Turbulence-Driven Corrugation of Collisionless Fast-Magnetosonic Shocks

TL;DR

This paper models how upstream turbulence causes corrugation of collisionless fast-magnetosonic shocks, affecting their structure and particle acceleration, with implications for space and astrophysical shock observations.

Contribution

It introduces a linear-MHD framework treating shocks as moving interfaces influenced by upstream turbulence statistics, providing a practical way to predict shock corrugation characteristics.

Findings

Corrugation amplitude depends on upstream turbulence spectrum.

Maximum response occurs when downstream fast mode aligns with shock.

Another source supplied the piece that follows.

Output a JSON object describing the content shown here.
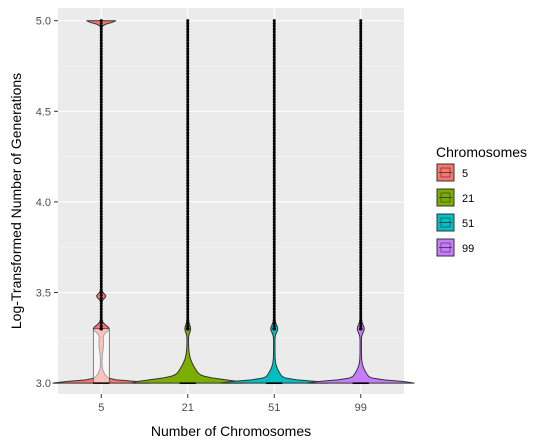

Shock properties vary with plasma beta, obliquity, and compression ratio.

Abstract

Collisionless fast-magnetosonic shocks are often treated as smooth, planar boundaries, yet observations point to organized corrugation of the shock surface. A plausible driver is upstream turbulence. Broadband fluctuations arriving at the front can continually wrinkle it, changing the local shock geometry and, in turn, conditions for particle injection and radiation. We develop a linear-MHD formulation that treats the shock as a moving interface rather than a fixed boundary. In this approach the shock response can be summarized by an effective impedance determined by the Rankine-Hugoniot base state and the shock geometry, while the upstream turbulence enters only through its statistics. This provides a practical mapping from an assumed incident spectrum to the corrugation amplitude, its drift along the surface, and a coherence scale set by weak damping or leakage. The response is largest when the transmitted downstream fast mode propagates nearly parallel to the shock in the shock frame, which produces a Lorentzian-type enhancement controlled by the downstream normal group speed. We examine how compression, plasma $\beta$, and obliquity affect these corrugation properties and discuss implications for fine structure in heliospheric and supernova-remnant shock emission.